[JE] La force argumentative dans le discours de spécialité du marketing : approches multimodales
Evènement | 15 novembre 2019
Le Centre d’Études Linguistiques (CEL – EA 1663) de la Faculté des Langues organise une journée d’étude intitulée « La force argumentative dans le discours de spécialité du marketing : approches multimodales », qui se tiendra à l’Université Jean Moulin Lyon 3 le vendredi 15 novembre 2019.
La force argumentative dans le discours de spécialité du marketing : approches multimodales
Invité d’honneur :
Prof. Marc Bonhomme
Université de Berne (Suisse)
La publicité et le discours publicitaire sont devenus, depuis plusieurs années, un domaine digne de recherche en linguistique, en communication, en marketing, etc. La publicité est, selon les dires de Jhally [1995], « the most influential institution of socialisation in modern society », et le discours publicitaire est souvent considéré comme le discours argumentatif, c’est-à-dire persuasif et/ou manipulateur, par excellence, ainsi que mentionné par Kaur, Yunus & Arumugam [2013 : 70] : « [I]t is not easy to ignore the persuasive nature of advertisements », ou Sonesson [2013 : 7-8] : « [A]dvertising discourse today is the favoured, and in fact almost exclusive, domain of rhetoric. […] So whatever we may think of publicity from other points of view, publicity discourse is today practically the only domain in which rhetoric is alive and well – in both classical senses of the term, that is, as both dispositio and elocutio ». Andrei [2007 : 126] insiste également sur le fait que « [l]e but du discours publicitaire est indubitablement d’influencer, de transformer ou de renforcer les croyances ou les comportements de sa cible, le client potentiel, et finalement, de le pousser à acheter le produit en question ».
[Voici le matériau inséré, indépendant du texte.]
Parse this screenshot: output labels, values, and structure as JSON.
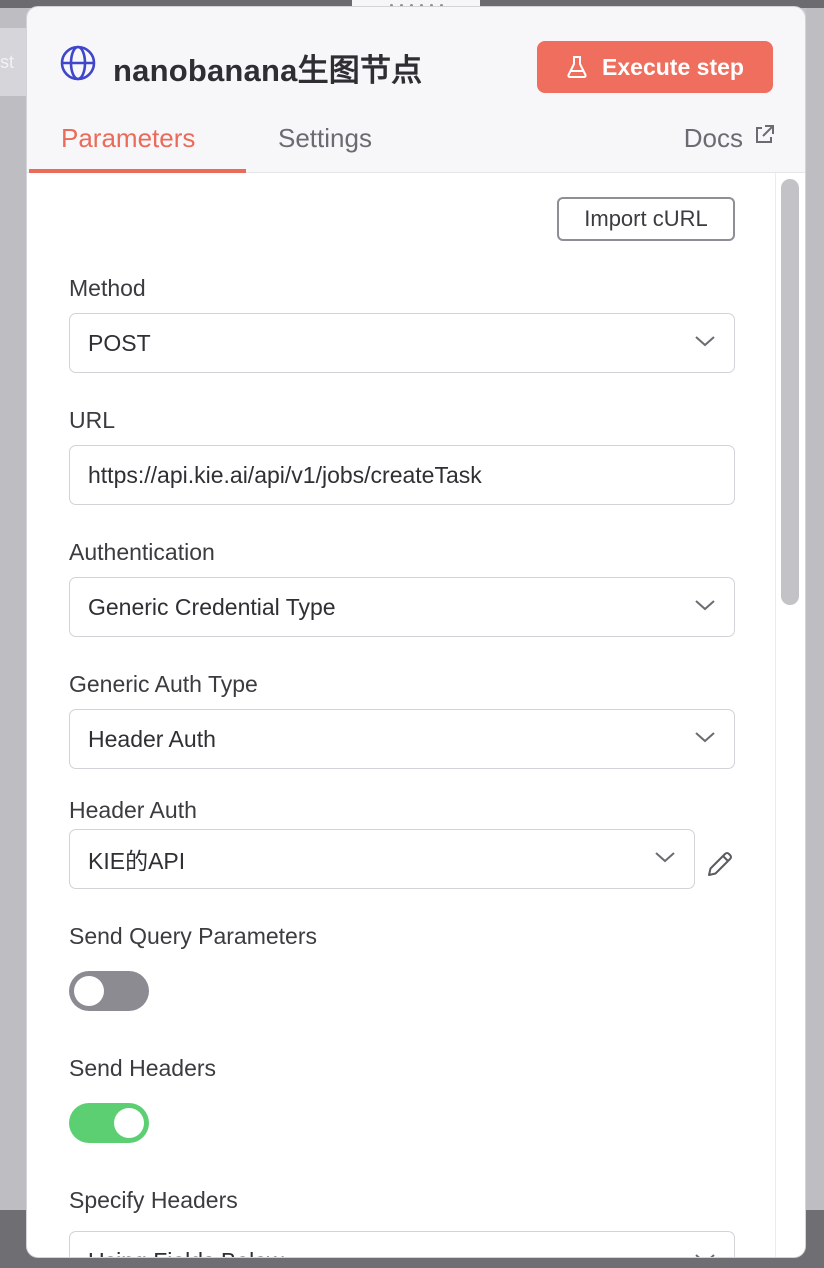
{
  "node_tab_text": "st",
  "header": {
    "title": "nanobanana生图节点",
    "execute_label": "Execute step"
  },
  "tabs": {
    "parameters": "Parameters",
    "settings": "Settings",
    "docs": "Docs",
    "active": "Parameters"
  },
  "import_curl_label": "Import cURL",
  "fields": {
    "method": {
      "label": "Method",
      "value": "POST"
    },
    "url": {
      "label": "URL",
      "value": "https://api.kie.ai/api/v1/jobs/createTask"
    },
    "authentication": {
      "label": "Authentication",
      "value": "Generic Credential Type"
    },
    "generic_auth_type": {
      "label": "Generic Auth Type",
      "value": "Header Auth"
    },
    "header_auth": {
      "label": "Header Auth",
      "value": "KIE的API"
    },
    "send_query": {
      "label": "Send Query Parameters",
      "enabled": false
    },
    "send_headers": {
      "label": "Send Headers",
      "enabled": true
    },
    "specify_headers": {
      "label": "Specify Headers",
      "value": "Using Fields Below"
    }
  },
  "colors": {
    "accent": "#ef6e5d",
    "toggle_on": "#5ccf73",
    "toggle_off": "#8b8b91",
    "globe": "#3f46c9"
  },
  "icons": {
    "globe": "globe-icon",
    "flask": "flask-icon",
    "external_link": "external-link-icon",
    "chevron": "chevron-down-icon",
    "pencil": "pencil-icon"
  }
}
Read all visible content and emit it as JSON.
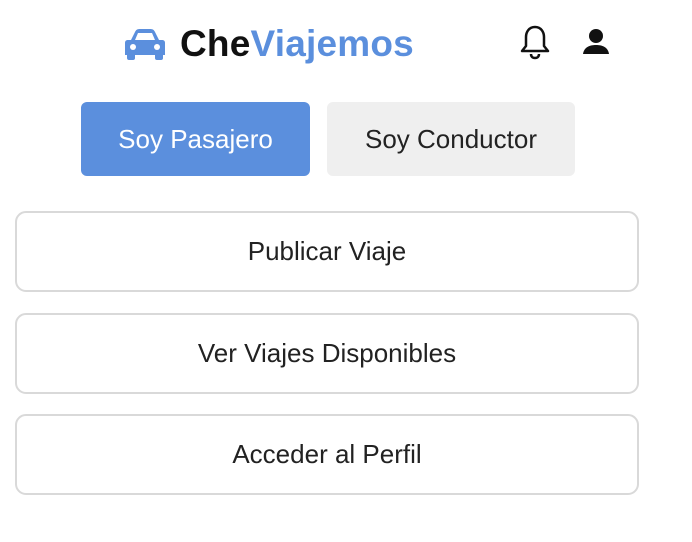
{
  "app": {
    "brand_part_1": "Che",
    "brand_part_2": "Viajemos",
    "brand_icon": "car-icon",
    "colors": {
      "accent": "#5b8fdd",
      "inactive_bg": "#efefef",
      "border": "#d9d9d9",
      "text": "#222222"
    }
  },
  "header": {
    "icons": [
      "bell-icon",
      "user-icon"
    ]
  },
  "role_toggle": {
    "selected": "Soy Pasajero",
    "options": [
      {
        "label": "Soy Pasajero"
      },
      {
        "label": "Soy Conductor"
      }
    ]
  },
  "actions": [
    {
      "label": "Publicar Viaje"
    },
    {
      "label": "Ver Viajes Disponibles"
    },
    {
      "label": "Acceder al Perfil"
    }
  ]
}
Ainsi, selon Bonhomme & Adam [1997 : 19], « le discours publicitaire constitue un genre mou, faiblement défini, hétérogène et instable, dont la seule ligne directrice est d’inciter à la consommation commerciale », et cette journée d’étude se demandera alors en quelle mesure le discours publicitaire peut être considéré comme un discours argumentatif (persuasif et/ou manipulateur) en appliquant les principes aristotéliciens définitoires de la persuasion, ethos, pathos et logos, et leurs interactions éventuelles. Le discours publicitaire est défini comme un acte de langage indirect, dans le sens où, par le biais d’un acte assertif-évaluatif, il accomplit un acte directif, comme le notent Adam & Bonhomme [1997 : 25] : « L’acte illocutoire dominant de la plupart des publicités est explicitement constatif et implicitement directif ». Le discours publicitaire, à l’instar de tout discours argumentatif, est « un discours dialogique [car] il mobilise son destinataire où les partenaires du contrat sont l’énonciateur (l’argumentateur) et le destinataire (le sujet argumenté, le co-argumentateur) » [Andrei 2007 : 128], c’est-à-dire un discours qui recourt à la composante explicative (le raisonnement) et la composante séductrice. Si le discours publicitaire tente de répondre aux besoins et aux désirs des consommateurs en les persuadant d’acquérir tel produit, il suscite également des désirs et/ou besoins jusque-là insoupçonnés en manipulant les consommateurs par la création d’un ethos envers le produit qu’on souhaite acheter.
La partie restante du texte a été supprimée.